Des cliniciens, des chercheurs de l’université Dalhousie en Nouvelle-Ecosse ciblent une menace croissante de cancers des voies aérodigestives supérieures liés au HPV et proposent de privilégier un traitement au laser.

Des cliniciens, des chercheurs ciblent une menace croissante de cancers des voies aérodigestives supérieures liés au HPV

Une nouvelle vague de cancers émerge. Il s’agit d’un cancer agressif de la gorge et de la bouche causé par le virus du papillome humain- le même virus sexuellement transmissible qui entraîne le cancer du col de l’utérus- mais il affecte principalement des hommes dans la force de l’âge.
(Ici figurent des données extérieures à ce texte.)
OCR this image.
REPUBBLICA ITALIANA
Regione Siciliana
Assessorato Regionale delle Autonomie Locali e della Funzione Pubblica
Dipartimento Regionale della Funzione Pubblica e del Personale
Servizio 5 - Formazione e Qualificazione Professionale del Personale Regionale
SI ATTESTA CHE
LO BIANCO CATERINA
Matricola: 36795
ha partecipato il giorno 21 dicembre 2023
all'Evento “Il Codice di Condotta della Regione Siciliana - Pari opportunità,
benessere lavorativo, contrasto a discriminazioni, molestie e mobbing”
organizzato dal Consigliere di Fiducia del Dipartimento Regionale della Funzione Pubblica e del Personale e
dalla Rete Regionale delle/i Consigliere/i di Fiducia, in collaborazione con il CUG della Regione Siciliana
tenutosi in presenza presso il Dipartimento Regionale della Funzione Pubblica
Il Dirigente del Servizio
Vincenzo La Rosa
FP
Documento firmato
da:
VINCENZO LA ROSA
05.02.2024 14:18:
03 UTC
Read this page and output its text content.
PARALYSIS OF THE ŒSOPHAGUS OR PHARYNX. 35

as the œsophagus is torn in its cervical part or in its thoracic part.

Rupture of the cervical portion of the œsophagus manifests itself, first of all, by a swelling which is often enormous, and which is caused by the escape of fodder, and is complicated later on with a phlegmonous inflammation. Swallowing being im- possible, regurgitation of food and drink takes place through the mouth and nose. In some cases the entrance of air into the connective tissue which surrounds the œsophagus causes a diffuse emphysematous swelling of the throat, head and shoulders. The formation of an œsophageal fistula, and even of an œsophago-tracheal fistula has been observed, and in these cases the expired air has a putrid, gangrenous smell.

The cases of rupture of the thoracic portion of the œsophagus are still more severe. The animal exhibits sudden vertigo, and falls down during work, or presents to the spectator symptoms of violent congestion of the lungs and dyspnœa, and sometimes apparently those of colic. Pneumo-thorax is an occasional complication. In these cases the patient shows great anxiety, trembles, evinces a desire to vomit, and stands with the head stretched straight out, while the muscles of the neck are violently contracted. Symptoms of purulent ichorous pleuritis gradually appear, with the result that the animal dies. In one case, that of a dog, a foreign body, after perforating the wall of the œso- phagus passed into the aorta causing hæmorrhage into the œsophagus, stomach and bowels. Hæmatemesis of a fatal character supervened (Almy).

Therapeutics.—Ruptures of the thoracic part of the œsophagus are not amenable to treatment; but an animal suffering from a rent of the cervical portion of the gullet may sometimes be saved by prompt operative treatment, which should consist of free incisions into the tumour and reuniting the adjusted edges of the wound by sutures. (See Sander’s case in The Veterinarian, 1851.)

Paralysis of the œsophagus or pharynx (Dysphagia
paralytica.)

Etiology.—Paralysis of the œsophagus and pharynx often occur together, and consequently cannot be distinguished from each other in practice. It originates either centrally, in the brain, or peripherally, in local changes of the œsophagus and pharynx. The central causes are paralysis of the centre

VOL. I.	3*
Les responsables de santé publique estiment que presque 90% de la population adulte est infectée par le papillomavirus humain. La majorité de la population adulte élimine le virus dans les 18 mois suivant la contamination ; on ignore pourquoi et comment il demeure et évolue en cancer dans d’autres cas.

Des chirurgiens, des médecins et des chercheurs à l’Ecole de médecine de l’université Dalhousie (Halifax, Nouvelle-Ecosse) s’efforcent de mieux comprendre, traiter et soigner ces cancers de la gorge et de la bouche liés au HPV, dont les taux ont plus que quadrupler dans les seules dix dernières années. « On prévoit une augmentation du taux de cancers oropharyngés jusqu’à au moins 2030, avant une stabilisation et une baisse au fur et à mesure que de plus en plus de personnes sont vaccinées contre le virus », remarque le Dr Matthew Rigby, professeur associé à la division d’otolaryngologie du département de chirurgie de l’Ecole de médecine de Dalhousie et chirurgien des voies aérodigestives supérieures au Centre des sciences de la santé QEII.

Les jeunes filles de Grade 7 (équivalent de la 5ème en France) sont vaccinées en Nouvelle-Ecosse depuis 2007 pour les protéger du cancer du col utérin ; cette année, les jeunes garçons de Grade 7 ont commencé à se faire vacciner contre le risque de cancers de la gorge et de la bouche. « Dans l’intervalle, nous avons fait face à un nombre croissant de patients plus jeunes, principalement des hommes, à traiter pour ce type de cancer. » ajoute Dr Rigby.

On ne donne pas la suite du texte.